The researchers found that, in the first month after birth, 47% of the 76 indicators stabilized close to their pre-conception values. But 41% of the indicators took longer than 10 weeks to stabilize. These included several measures of liver function and cholesterol that took around six months to settle, and an indicator of bone and liver health, which took a year (see ‘The body’s slow recovery from childbirth’). The remaining 12% took 4–10 weeks to stabilize.

Several measurements — including a marker for inflammation and several indicators of blood health — settled but did not return to their pre-conception levels even after 80 weeks, when the study ended. Whether such long-lasting differences result from pregnancy and birth themselves or from behaviours changing after the arrival of a child is a question for future research, say the scientists.

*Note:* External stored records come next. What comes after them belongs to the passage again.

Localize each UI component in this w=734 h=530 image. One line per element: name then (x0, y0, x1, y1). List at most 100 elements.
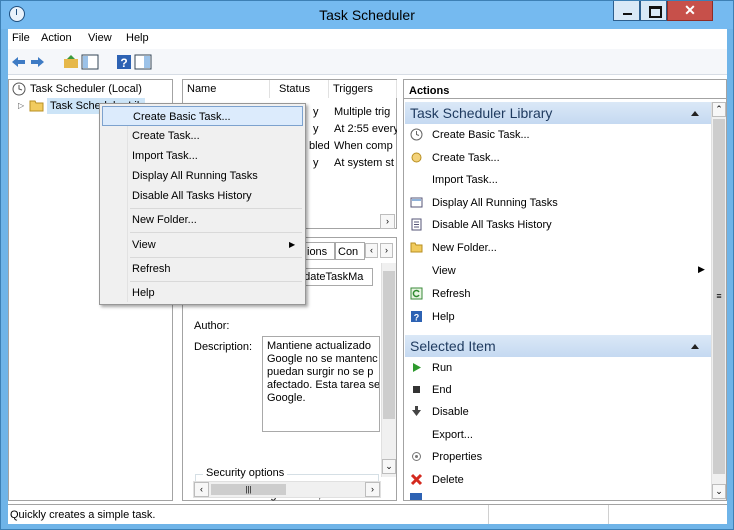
menu-file[interactable]: File (12, 32, 30, 44)
minimize-button[interactable] (613, 1, 640, 21)
table-row-status: y (313, 106, 319, 118)
scroll-up-button[interactable]: ⌃ (712, 102, 726, 117)
description-line: afectado. Esta tarea se (267, 379, 380, 391)
action-properties[interactable]: Properties (405, 447, 711, 467)
close-button[interactable]: ✕ (667, 1, 713, 21)
action-export[interactable]: Export... (405, 425, 711, 445)
action-label: Import Task... (432, 174, 498, 186)
action-new-folder[interactable]: New Folder... (405, 238, 711, 258)
actions-title: Actions (409, 85, 450, 97)
scroll-thumb[interactable]: ||| (211, 484, 286, 495)
action-view[interactable]: View ▶ (405, 261, 711, 281)
column-header-name[interactable]: Name (183, 80, 270, 98)
scroll-down-button[interactable]: ⌄ (712, 484, 726, 499)
menu-item-new-folder[interactable]: New Folder... (102, 210, 303, 230)
scroll-right-button[interactable]: › (380, 214, 395, 229)
action-label: Disable (432, 406, 469, 418)
run-icon (413, 363, 421, 372)
menu-item-view[interactable]: View ▶ (102, 235, 303, 255)
group-task-scheduler-library[interactable]: Task Scheduler Library (405, 102, 711, 124)
menu-help[interactable]: Help (126, 32, 149, 44)
menu-item-create-basic-task[interactable]: Create Basic Task... (102, 106, 303, 126)
help-icon (410, 493, 422, 500)
group-selected-item[interactable]: Selected Item (405, 335, 711, 357)
tab-scroll-left[interactable]: ‹ (365, 243, 378, 258)
menu-item-label: Display All Running Tasks (132, 170, 258, 182)
menu-item-label: Create Task... (132, 130, 200, 142)
action-label: Run (432, 362, 453, 374)
show-hide-tree-icon[interactable] (81, 53, 99, 71)
description-label: Description: (194, 341, 253, 353)
action-import-task[interactable]: Import Task... (405, 170, 711, 190)
action-run[interactable]: Run (405, 358, 711, 378)
title-bar[interactable]: Task Scheduler ✕ (1, 1, 733, 29)
menu-item-refresh[interactable]: Refresh (102, 259, 303, 279)
up-folder-icon[interactable] (62, 53, 80, 71)
action-disable-tasks-history[interactable]: Disable All Tasks History (405, 215, 711, 235)
scroll-thumb[interactable]: ≡ (713, 119, 725, 474)
actions-vertical-scrollbar[interactable]: ⌃ ≡ ⌄ (711, 102, 726, 500)
action-label: Disable All Tasks History (432, 219, 552, 231)
expand-icon[interactable]: ▷ (18, 101, 24, 110)
column-header-status[interactable]: Status (275, 80, 329, 98)
tab-conditions[interactable]: Con (335, 242, 365, 260)
menu-action[interactable]: Action (41, 32, 72, 44)
scroll-left-button[interactable]: ‹ (194, 482, 209, 497)
details-horizontal-scrollbar[interactable]: ‹ ||| › (193, 481, 381, 498)
menu-item-label: Create Basic Task... (133, 111, 231, 123)
toolbar: ? (8, 49, 727, 75)
tab-scroll-right[interactable]: › (380, 243, 393, 258)
scroll-right-button[interactable]: › (365, 482, 380, 497)
menu-item-disable-tasks-history[interactable]: Disable All Tasks History (102, 186, 303, 206)
details-vertical-scrollbar[interactable]: ⌄ (381, 263, 396, 477)
menu-item-import-task[interactable]: Import Task... (102, 146, 303, 166)
delete-icon (410, 473, 423, 486)
action-delete[interactable]: Delete (405, 470, 711, 490)
menu-item-label: New Folder... (132, 214, 197, 226)
table-row-status: y (313, 123, 319, 135)
action-help[interactable]: ? Help (405, 307, 711, 327)
action-label: Delete (432, 474, 464, 486)
table-row-trigger: At system st (334, 157, 394, 169)
scroll-down-button[interactable]: ⌄ (382, 459, 396, 474)
menu-item-help[interactable]: Help (102, 283, 303, 303)
show-action-pane-icon[interactable] (134, 53, 152, 71)
action-create-basic-task[interactable]: Create Basic Task... (405, 125, 711, 145)
tab-label: ions (307, 246, 328, 258)
collapse-icon[interactable] (691, 344, 699, 349)
action-label: Create Basic Task... (432, 129, 530, 141)
collapse-icon[interactable] (691, 111, 699, 116)
action-refresh[interactable]: Refresh (405, 284, 711, 304)
action-disable[interactable]: Disable (405, 402, 711, 422)
menu-item-label: Import Task... (132, 150, 198, 162)
task-scheduler-window: Task Scheduler ✕ File Action View Help ?… (0, 0, 734, 530)
menu-item-display-running-tasks[interactable]: Display All Running Tasks (102, 166, 303, 186)
task-name-field[interactable]: pdateTaskMa (295, 268, 373, 286)
tree-root-label[interactable]: Task Scheduler (Local) (30, 83, 142, 95)
actions-pane: Actions Task Scheduler Library Create Ba… (403, 79, 727, 501)
table-row-status: y (313, 157, 319, 169)
action-label: Create Task... (432, 152, 500, 164)
action-display-running-tasks[interactable]: Display All Running Tasks (405, 193, 711, 213)
description-line: Google. (267, 392, 306, 404)
menu-item-create-task[interactable]: Create Task... (102, 126, 303, 146)
submenu-arrow-icon: ▶ (698, 264, 705, 274)
forward-icon[interactable] (28, 53, 46, 71)
create-basic-task-icon (410, 128, 423, 141)
menu-view[interactable]: View (88, 32, 112, 44)
properties-icon (412, 452, 421, 461)
action-label: Properties (432, 451, 483, 463)
tab-actions[interactable]: ions (303, 242, 335, 260)
action-create-task[interactable]: Create Task... (405, 148, 711, 168)
help-icon[interactable]: ? (115, 53, 133, 71)
back-icon[interactable] (10, 53, 28, 71)
history-icon (411, 218, 422, 231)
scroll-thumb[interactable] (383, 271, 395, 419)
column-header-triggers[interactable]: Triggers (329, 80, 397, 98)
context-menu: Create Basic Task... Create Task... Impo… (99, 103, 306, 305)
status-bar: Quickly creates a simple task. (8, 504, 727, 524)
maximize-button[interactable] (640, 1, 667, 21)
menu-item-label: Refresh (132, 263, 171, 275)
action-end[interactable]: End (405, 380, 711, 400)
description-field[interactable]: Mantiene actualizado Google no se manten… (262, 336, 380, 432)
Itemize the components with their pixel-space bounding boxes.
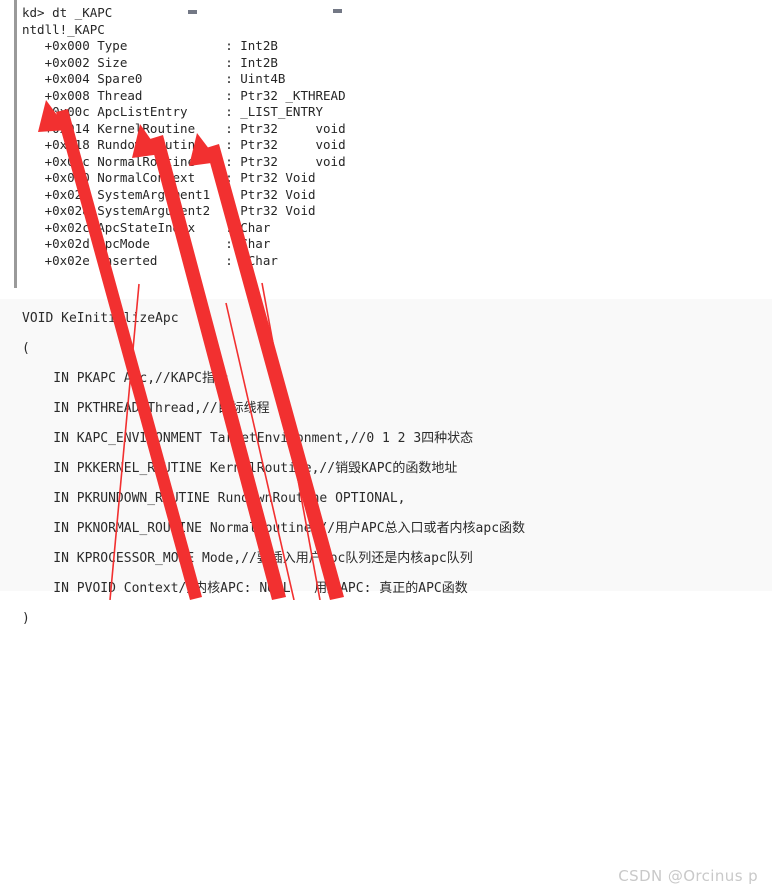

The researchers classed the indicators into four groups according to their trajectories. Some measures rose during pregnancy, then dropped post-partum; others did the opposite. Others still didn’t just drop or rise to meet pre-conception levels: they over- or undershot their pre-pregnancy values at delivery, before settling at roughly their pre-conception levels. That could be explained by the body ‘overcompensating’ for changes.

Pre-conception changes

The scientists found distinct changes in the body that began even before conception. Some of these — including a reduction in a marker of inflammation and increases in folic acid — were beneficial. The researchers attribute this to the tendency for people to take supplements and live more healthily when trying to conceive.

The researchers also isolated tests from women who developed complications that are currently not diagnosed until pregnancy, including gestational diabetes and pre-eclampsia, a condition that results in high blood pressure and can be life-threatening. They found that these women had different profiles for certain markers compared with tests from healthy pregnancies, and in some cases, the differences were most significant before conception.

This finding is exciting, says Hall, because it raises the possibility of being able to identify and help women at risk of these conditions before they conceive.

The findings show the power of anonymized biomedical information to uncover fresh insights, says Alon. His team is now taking a similar approach to studying menopause. “We can ask any statistical question we want,” he says. “It’s like paradise.”